The World Vapers’ Alliance said: “The audience for the demonstration was the delegates to the Framework Convention on Tobacco Control’s (FCTC) COP9 meeting, taking place in Geneva and virtually. The WHO FCTC has excluded vapers from participating in the COP 9 discussions, and the WVA's demonstration was quickly ejected from outside of the WHO building.”
Michael Landl, Director of the World Vapers’ Alliance, commented: “We came here today to make sure that vapers’ voices are heard, and that vaping is at the forefront of smoking cessation policies worldwide. Vaping can save 200 million lives globally, and it is imperative that COP9 delegates understand the real-life stories of people who have been able to quit smoking thanks to vaping.
We have brought our message to the WHO’s front door and asked them to listen to our voice. COP9 delegates have the opportunity to make history and save lives IF they back vaping as a tool to beat smoking. Our message to them is clear: choose science and save lives,” he added.

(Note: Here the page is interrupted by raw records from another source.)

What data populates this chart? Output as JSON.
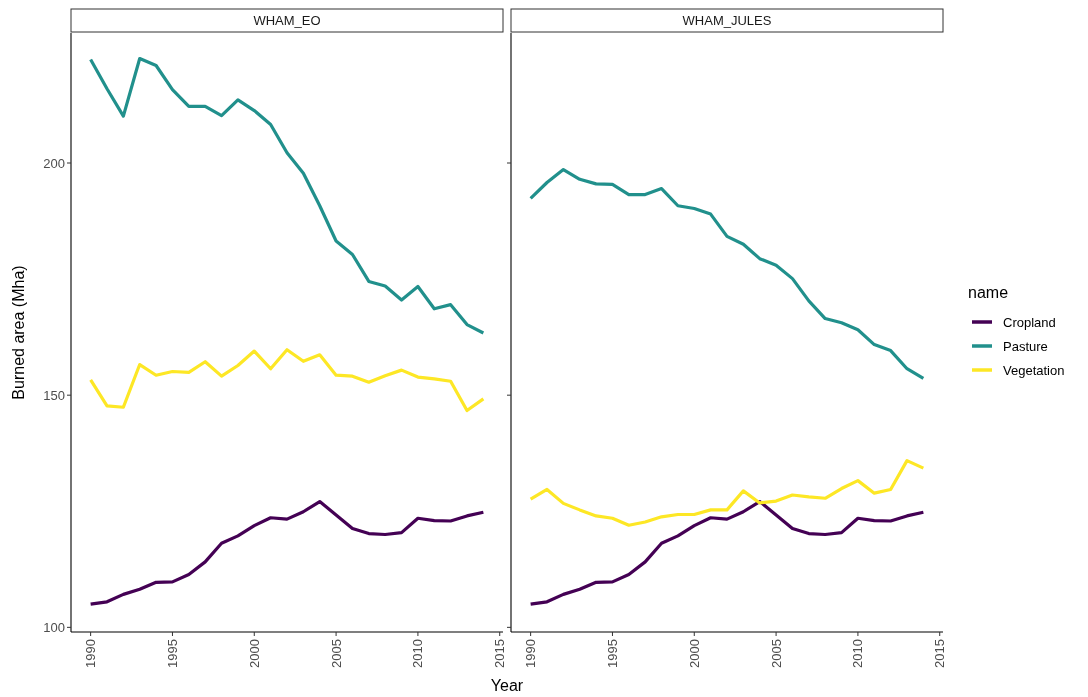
{
  "chart_data": [
    {
      "type": "line",
      "title": "WHAM_EO",
      "xlabel": "Year",
      "ylabel": "Burned area (Mha)",
      "x": [
        1990,
        1991,
        1992,
        1993,
        1994,
        1995,
        1996,
        1997,
        1998,
        1999,
        2000,
        2001,
        2002,
        2003,
        2004,
        2005,
        2006,
        2007,
        2008,
        2009,
        2010,
        2011,
        2012,
        2013,
        2014
      ],
      "xlim": [
        1988.8,
        2015.2
      ],
      "xticks": [
        1990,
        1995,
        2000,
        2005,
        2010,
        2015
      ],
      "ylim": [
        99,
        228
      ],
      "yticks": [
        100,
        150,
        200
      ],
      "grid": false,
      "legend": false,
      "line_style": "solid",
      "marker": "none",
      "series": [
        {
          "color": "#440154",
          "values": [
            105.0,
            105.5,
            107.1,
            108.2,
            109.7,
            109.8,
            111.4,
            114.1,
            118.1,
            119.7,
            121.9,
            123.6,
            123.3,
            124.9,
            127.1,
            124.2,
            121.3,
            120.2,
            120.0,
            120.4,
            123.5,
            123.0,
            122.9,
            124.0,
            124.8
          ]
        },
        {
          "color": "#21908c",
          "values": [
            222.3,
            216.0,
            210.1,
            222.5,
            221.0,
            215.8,
            212.2,
            212.2,
            210.2,
            213.6,
            211.3,
            208.3,
            202.2,
            197.8,
            190.8,
            183.2,
            180.3,
            174.5,
            173.5,
            170.5,
            173.4,
            168.6,
            169.5,
            165.2,
            163.4
          ]
        },
        {
          "color": "#fde725",
          "values": [
            153.3,
            147.7,
            147.4,
            156.6,
            154.3,
            155.1,
            154.9,
            157.2,
            154.1,
            156.4,
            159.5,
            155.7,
            159.8,
            157.3,
            158.7,
            154.3,
            154.1,
            152.8,
            154.2,
            155.4,
            153.9,
            153.5,
            153.0,
            146.7,
            149.2
          ]
        }
      ]
    },
    {
      "type": "line",
      "title": "WHAM_JULES",
      "legend_title": "name",
      "x": [
        1990,
        1991,
        1992,
        1993,
        1994,
        1995,
        1996,
        1997,
        1998,
        1999,
        2000,
        2001,
        2002,
        2003,
        2004,
        2005,
        2006,
        2007,
        2008,
        2009,
        2010,
        2011,
        2012,
        2013,
        2014
      ],
      "xlim": [
        1988.8,
        2015.2
      ],
      "xticks": [
        1990,
        1995,
        2000,
        2005,
        2010,
        2015
      ],
      "ylim": [
        99,
        228
      ],
      "yticks": [
        100,
        150,
        200
      ],
      "tick_labels": "x",
      "grid": false,
      "legend": "right",
      "line_style": "solid",
      "marker": "none",
      "series": [
        {
          "name": "Cropland",
          "color": "#440154",
          "values": [
            105.0,
            105.5,
            107.1,
            108.2,
            109.7,
            109.8,
            111.4,
            114.1,
            118.1,
            119.7,
            121.9,
            123.6,
            123.3,
            124.9,
            127.1,
            124.2,
            121.3,
            120.2,
            120.0,
            120.4,
            123.5,
            123.0,
            122.9,
            124.0,
            124.8
          ]
        },
        {
          "name": "Pasture",
          "color": "#21908c",
          "values": [
            192.4,
            195.8,
            198.6,
            196.5,
            195.5,
            195.4,
            193.2,
            193.2,
            194.5,
            190.8,
            190.2,
            189.0,
            184.2,
            182.5,
            179.4,
            178.0,
            175.1,
            170.3,
            166.5,
            165.6,
            164.1,
            160.9,
            159.6,
            155.7,
            153.6
          ]
        },
        {
          "name": "Vegetation",
          "color": "#fde725",
          "values": [
            127.6,
            129.7,
            126.7,
            125.3,
            124.0,
            123.5,
            122.0,
            122.7,
            123.8,
            124.3,
            124.3,
            125.3,
            125.3,
            129.4,
            126.8,
            127.2,
            128.5,
            128.1,
            127.8,
            129.9,
            131.6,
            128.9,
            129.7,
            135.9,
            134.3
          ]
        }
      ]
    }
  ]
}
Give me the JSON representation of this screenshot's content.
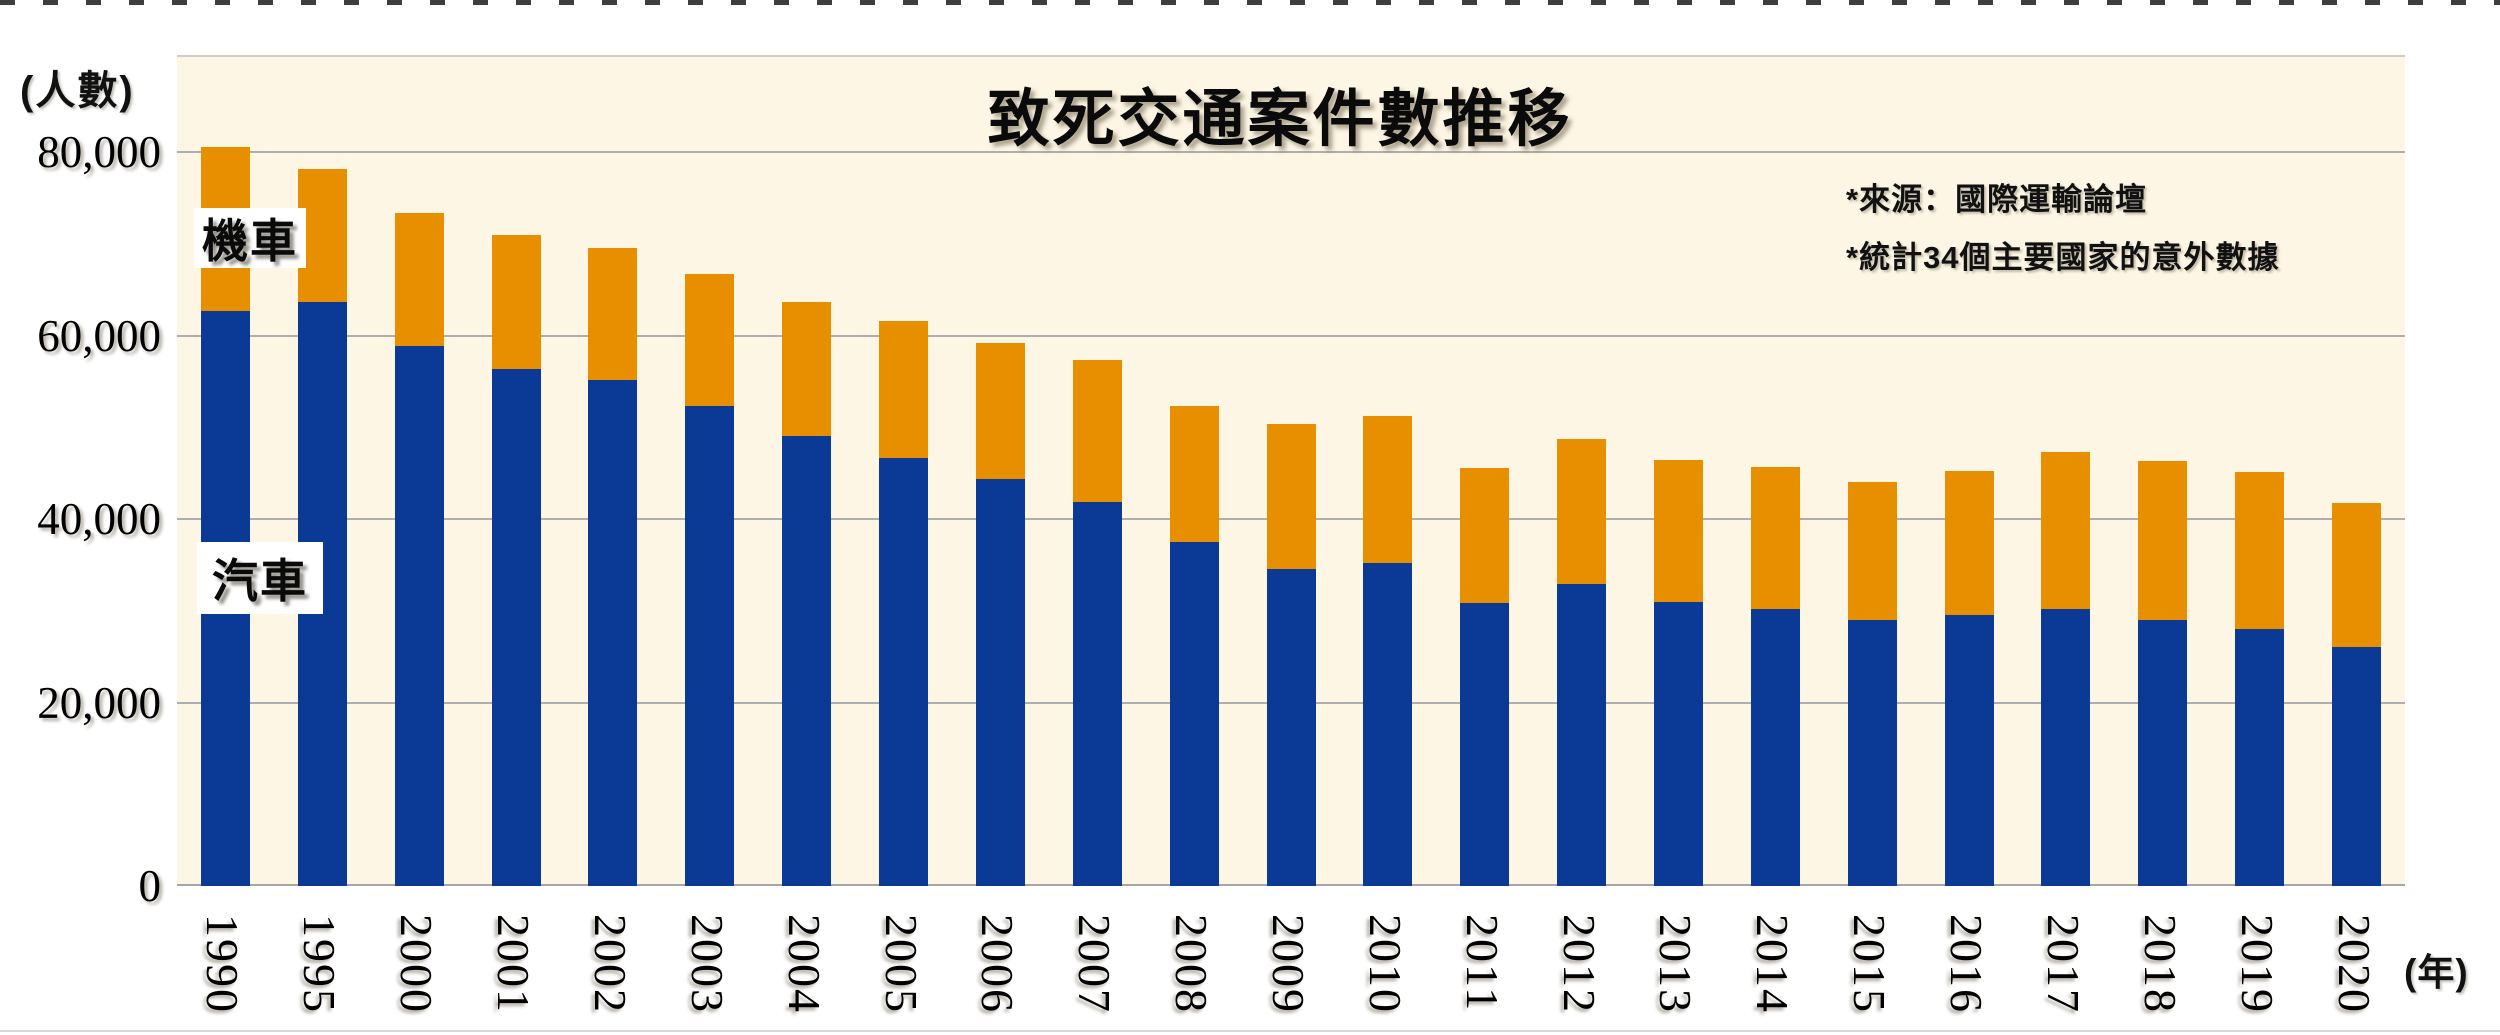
{
  "chart_data": {
    "type": "bar",
    "stacked": true,
    "title": "致死交通案件數推移",
    "ylabel_unit": "(人數)",
    "xlabel_unit": "(年)",
    "annotations": [
      "*來源：國際運輸論壇",
      "*統計34個主要國家的意外數據"
    ],
    "legend": {
      "moto": "機車",
      "car": "汽車"
    },
    "colors": {
      "car": "#0B3996",
      "moto": "#E88F00",
      "plot_bg": "#FDF6E4",
      "gridline": "#AEAEAE"
    },
    "grid": true,
    "legend_position": "overlay-on-bars",
    "ylim": [
      0,
      80000
    ],
    "yticks": [
      {
        "value": 0,
        "label": "0"
      },
      {
        "value": 20000,
        "label": "20,000"
      },
      {
        "value": 40000,
        "label": "40,000"
      },
      {
        "value": 60000,
        "label": "60,000"
      },
      {
        "value": 80000,
        "label": "80,000"
      }
    ],
    "categories": [
      "1990",
      "1995",
      "2000",
      "2001",
      "2002",
      "2003",
      "2004",
      "2005",
      "2006",
      "2007",
      "2008",
      "2009",
      "2010",
      "2011",
      "2012",
      "2013",
      "2014",
      "2015",
      "2016",
      "2017",
      "2018",
      "2019",
      "2020"
    ],
    "series": [
      {
        "name": "汽車",
        "key": "car",
        "values": [
          62700,
          63600,
          58900,
          56300,
          55200,
          52300,
          49000,
          46700,
          44400,
          41900,
          37500,
          34600,
          35200,
          30800,
          32900,
          30900,
          30200,
          29000,
          29500,
          30200,
          29000,
          28000,
          26100
        ]
      },
      {
        "name": "機車",
        "key": "moto",
        "values": [
          17800,
          14500,
          14400,
          14700,
          14300,
          14400,
          14600,
          14900,
          14800,
          15400,
          14800,
          15700,
          16000,
          14800,
          15800,
          15500,
          15500,
          15000,
          15700,
          17100,
          17300,
          17100,
          15600
        ]
      }
    ]
  }
}
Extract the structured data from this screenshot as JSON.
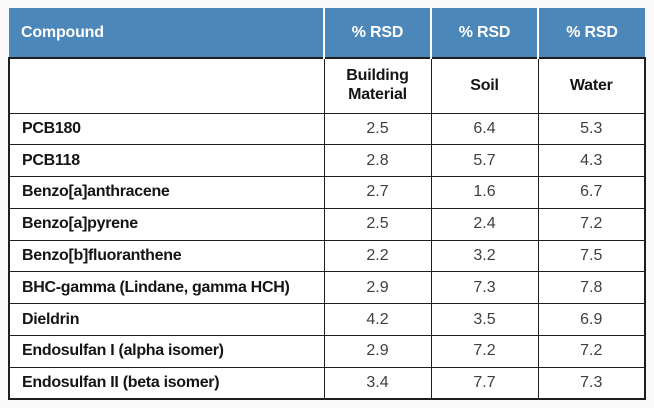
{
  "table": {
    "header": {
      "compound_label": "Compound",
      "rsd_labels": [
        "% RSD",
        "% RSD",
        "% RSD"
      ]
    },
    "subheader": {
      "compound_blank": "",
      "columns": [
        "Building Material",
        "Soil",
        "Water"
      ]
    },
    "rows": [
      {
        "compound": "PCB180",
        "values": [
          "2.5",
          "6.4",
          "5.3"
        ]
      },
      {
        "compound": "PCB118",
        "values": [
          "2.8",
          "5.7",
          "4.3"
        ]
      },
      {
        "compound": "Benzo[a]anthracene",
        "values": [
          "2.7",
          "1.6",
          "6.7"
        ]
      },
      {
        "compound": "Benzo[a]pyrene",
        "values": [
          "2.5",
          "2.4",
          "7.2"
        ]
      },
      {
        "compound": "Benzo[b]fluoranthene",
        "values": [
          "2.2",
          "3.2",
          "7.5"
        ]
      },
      {
        "compound": "BHC-gamma (Lindane, gamma HCH)",
        "values": [
          "2.9",
          "7.3",
          "7.8"
        ]
      },
      {
        "compound": "Dieldrin",
        "values": [
          "4.2",
          "3.5",
          "6.9"
        ]
      },
      {
        "compound": "Endosulfan I (alpha isomer)",
        "values": [
          "2.9",
          "7.2",
          "7.2"
        ]
      },
      {
        "compound": "Endosulfan II (beta isomer)",
        "values": [
          "3.4",
          "7.7",
          "7.3"
        ]
      }
    ]
  },
  "colors": {
    "header_bg": "#4c87b9",
    "header_text": "#ffffff",
    "grid_border": "#1e1e1e",
    "compound_text": "#151515",
    "value_text": "#3f3f3f",
    "page_bg": "#fafafa"
  }
}
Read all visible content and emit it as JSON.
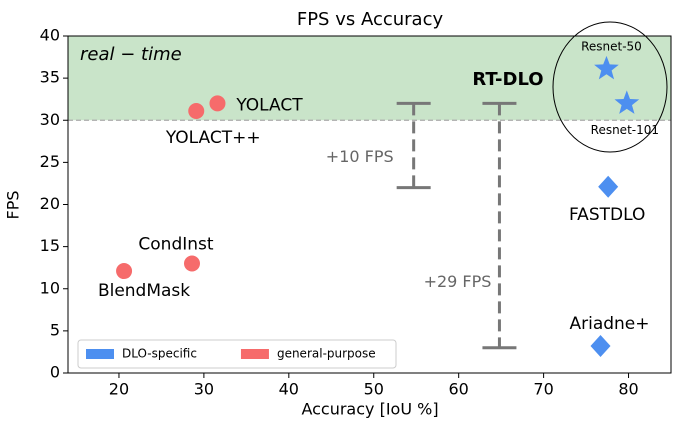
{
  "chart_data": {
    "type": "scatter",
    "title": "FPS vs Accuracy",
    "x_label": "Accuracy [IoU %]",
    "y_label": "FPS",
    "xlim": [
      14,
      85
    ],
    "xticks": [
      20,
      30,
      40,
      50,
      60,
      70,
      80
    ],
    "ylim": [
      0,
      40
    ],
    "yticks": [
      0,
      5,
      10,
      15,
      20,
      25,
      30,
      35,
      40
    ],
    "legend": "lower left",
    "region": {
      "label": "real − time",
      "from": 30,
      "to": 40,
      "color": "#c9e4c9"
    },
    "highlight_label": "RT-DLO",
    "series": [
      {
        "name": "DLO-specific",
        "color": "#4d8ff0",
        "markers": [
          "star",
          "star",
          "diamond",
          "diamond"
        ],
        "labels": [
          "Resnet-50",
          "Resnet-101",
          "FASTDLO",
          "Ariadne+"
        ],
        "x": [
          77.4,
          79.8,
          77.6,
          76.7
        ],
        "values": [
          36.1,
          32,
          22.1,
          3.2
        ]
      },
      {
        "name": "general-purpose",
        "color": "#f66b6b",
        "markers": [
          "circle",
          "circle",
          "circle",
          "circle"
        ],
        "labels": [
          "YOLACT",
          "YOLACT++",
          "BlendMask",
          "CondInst"
        ],
        "x": [
          31.6,
          29.1,
          20.6,
          28.6
        ],
        "values": [
          32,
          31.1,
          12.1,
          13
        ]
      }
    ],
    "annotations": [
      {
        "label": "+10 FPS",
        "x": 54.7,
        "low": 22,
        "high": 32
      },
      {
        "label": "+29 FPS",
        "x": 64.8,
        "low": 3,
        "high": 32
      }
    ]
  }
}
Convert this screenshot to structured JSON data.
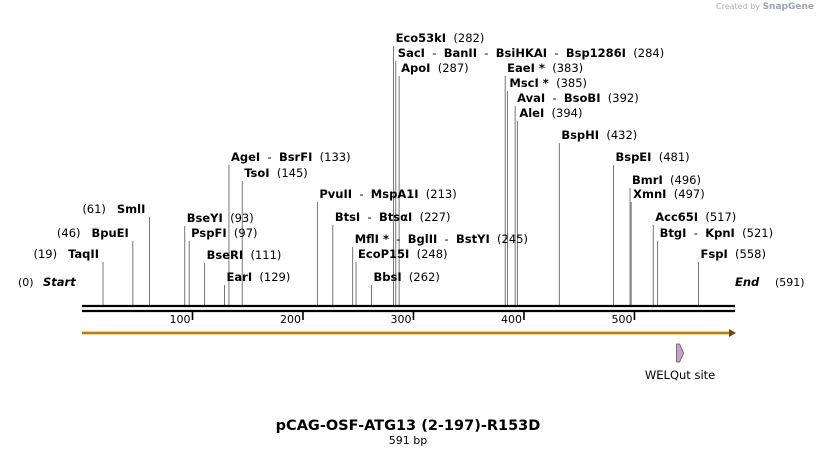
{
  "credit": {
    "prefix": "Created by",
    "brand": "SnapGene"
  },
  "map": {
    "title": "pCAG-OSF-ATG13 (2-197)-R153D",
    "length_label": "591 bp",
    "total_bp": 591,
    "start_label": "Start",
    "start_pos": "(0)",
    "end_label": "End",
    "end_pos": "(591)",
    "ruler_ticks": [
      "100",
      "200",
      "300",
      "400",
      "500"
    ],
    "colors": {
      "orf": "#f3a718",
      "feature": "#c8a2c8",
      "backbone": "#000000"
    }
  },
  "cut_sites": [
    {
      "names": [
        "TaqII"
      ],
      "pos": 19,
      "star": false
    },
    {
      "names": [
        "BpuEI"
      ],
      "pos": 46,
      "star": false
    },
    {
      "names": [
        "SmlI"
      ],
      "pos": 61,
      "star": false
    },
    {
      "names": [
        "BseYI"
      ],
      "pos": 93,
      "star": false
    },
    {
      "names": [
        "PspFI"
      ],
      "pos": 97,
      "star": false
    },
    {
      "names": [
        "BseRI"
      ],
      "pos": 111,
      "star": false
    },
    {
      "names": [
        "EarI"
      ],
      "pos": 129,
      "star": false
    },
    {
      "names": [
        "AgeI",
        "BsrFI"
      ],
      "pos": 133,
      "star": false
    },
    {
      "names": [
        "TsoI"
      ],
      "pos": 145,
      "star": false
    },
    {
      "names": [
        "PvuII",
        "MspA1I"
      ],
      "pos": 213,
      "star": false
    },
    {
      "names": [
        "BtsI",
        "BtsαI"
      ],
      "pos": 227,
      "star": false
    },
    {
      "names": [
        "MflI",
        "BglII",
        "BstYI"
      ],
      "pos": 245,
      "star": true
    },
    {
      "names": [
        "EcoP15I"
      ],
      "pos": 248,
      "star": false
    },
    {
      "names": [
        "BbsI"
      ],
      "pos": 262,
      "star": false
    },
    {
      "names": [
        "Eco53kI"
      ],
      "pos": 282,
      "star": false
    },
    {
      "names": [
        "SacI",
        "BanII",
        "BsiHKAI",
        "Bsp1286I"
      ],
      "pos": 284,
      "star": false
    },
    {
      "names": [
        "ApoI"
      ],
      "pos": 287,
      "star": false
    },
    {
      "names": [
        "EaeI"
      ],
      "pos": 383,
      "star": true
    },
    {
      "names": [
        "MscI"
      ],
      "pos": 385,
      "star": true
    },
    {
      "names": [
        "AvaI",
        "BsoBI"
      ],
      "pos": 392,
      "star": false
    },
    {
      "names": [
        "AleI"
      ],
      "pos": 394,
      "star": false
    },
    {
      "names": [
        "BspHI"
      ],
      "pos": 432,
      "star": false
    },
    {
      "names": [
        "BspEI"
      ],
      "pos": 481,
      "star": false
    },
    {
      "names": [
        "BmrI"
      ],
      "pos": 496,
      "star": false
    },
    {
      "names": [
        "XmnI"
      ],
      "pos": 497,
      "star": false
    },
    {
      "names": [
        "Acc65I"
      ],
      "pos": 517,
      "star": false
    },
    {
      "names": [
        "BtgI",
        "KpnI"
      ],
      "pos": 521,
      "star": false
    },
    {
      "names": [
        "FspI"
      ],
      "pos": 558,
      "star": false
    }
  ],
  "features": [
    {
      "name": "WELQut site",
      "start": 520,
      "end": 530,
      "type": "site"
    }
  ]
}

The WVA says that nearly 200 million smokers worldwide could switch to vaping, an alternative that is 95% less harmful, if governments adopted regulations that facilitate and encourage vaping as a means to quit smoking. The governments and health authorities of the UK, France, Canada and New Zealand have already done this. Yet the WHO has waged a “war on vaping”, refusing to listen to the science. The World Vapers’ Alliance called for the WHO and global leaders to start taking tobacco harm reduction seriously.
“There is a risk that global leaders at COP 9 - under pressure from anti-vaping activists - will push for the introduction of laws that would treat vaping the exact same as smoking. This would spell disaster for vapers, for smokers and for global public health. The best way we can beat smoking is to promote vaping as part of public health policies,” Michael Landl concluded.